Depending on the special education needs of the students, some additional considerations may be relevant for their instruction in health education. These considerations may apply to all health topics, but are particularly relevant to human development and sexual health. Some students with intellectual and physical disabilities or other challenges
may be at greater risk of exploitation and abuse, and some may not have experienced acknowledgement of their healthy sexuality or their right to enjoy their sexuality. These students may also have had fewer formal and informal opportunities to participate in sexual health education. Teachers need to ensure that these students’ privacy and dignity are protected, and that the resources used are appropriate to their physical, intellectual, social, and emotional development and needs. Different kinds of accommodations and approaches will be required for different students, but it is important to ensure that all students have access to information and support regarding their sexual health.

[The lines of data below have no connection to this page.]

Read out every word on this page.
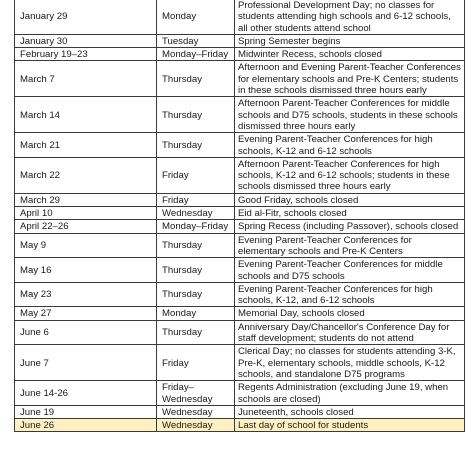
January 29	Monday	Professional Development Day; no classes for students attending high schools and 6-12 schools, all other students attend school
January 30	Tuesday	Spring Semester begins
February 19–23	Monday–Friday	Midwinter Recess, schools closed
March 7	Thursday	Afternoon and Evening Parent-Teacher Conferences for elementary schools and Pre-K Centers; students in these schools dismissed three hours early
March 14	Thursday	Afternoon Parent-Teacher Conferences for middle schools and D75 schools, students in these schools dismissed three hours early
March 21	Thursday	Evening Parent-Teacher Conferences for high schools, K-12 and 6-12 schools
March 22	Friday	Afternoon Parent-Teacher Conferences for high schools, K-12 and 6-12 schools; students in these schools dismissed three hours early
March 29	Friday	Good Friday, schools closed
April 10	Wednesday	Eid al-Fitr, schools closed
April 22–26	Monday–Friday	Spring Recess (including Passover), schools closed
May 9	Thursday	Evening Parent-Teacher Conferences for elementary schools and Pre-K Centers
May 16	Thursday	Evening Parent-Teacher Conferences for middle schools and D75 schools
May 23	Thursday	Evening Parent-Teacher Conferences for high schools, K-12, and 6-12 schools
May 27	Monday	Memorial Day, schools closed
June 6	Thursday	Anniversary Day/Chancellor's Conference Day for staff development; students do not attend
June 7	Friday	Clerical Day; no classes for students attending 3-K, Pre-K, elementary schools, middle schools, K-12 schools, and standalone D75 programs
June 14-26	Friday–Wednesday	Regents Administration (excluding June 19, when schools are closed)
June 19	Wednesday	Juneteenth, schools closed
June 26	Wednesday	Last day of school for students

Some students with special education needs may have difficulty with abstract thinking, including thinking about the consequences of their behaviour, and may have trouble
understanding the boundaries between private and public with respect to behaviour
or their own bodies. When teaching students with special education needs about sexual health, it is important to teach the information in a variety of ways and to provide ample opportunity for information to be repeated and for skills such as refusal skills to be practised and reinforced. Examples need to be concrete. Students need to be taught about their right to refuse and about ways of showing affection appropriately and recognizing and respecting consent.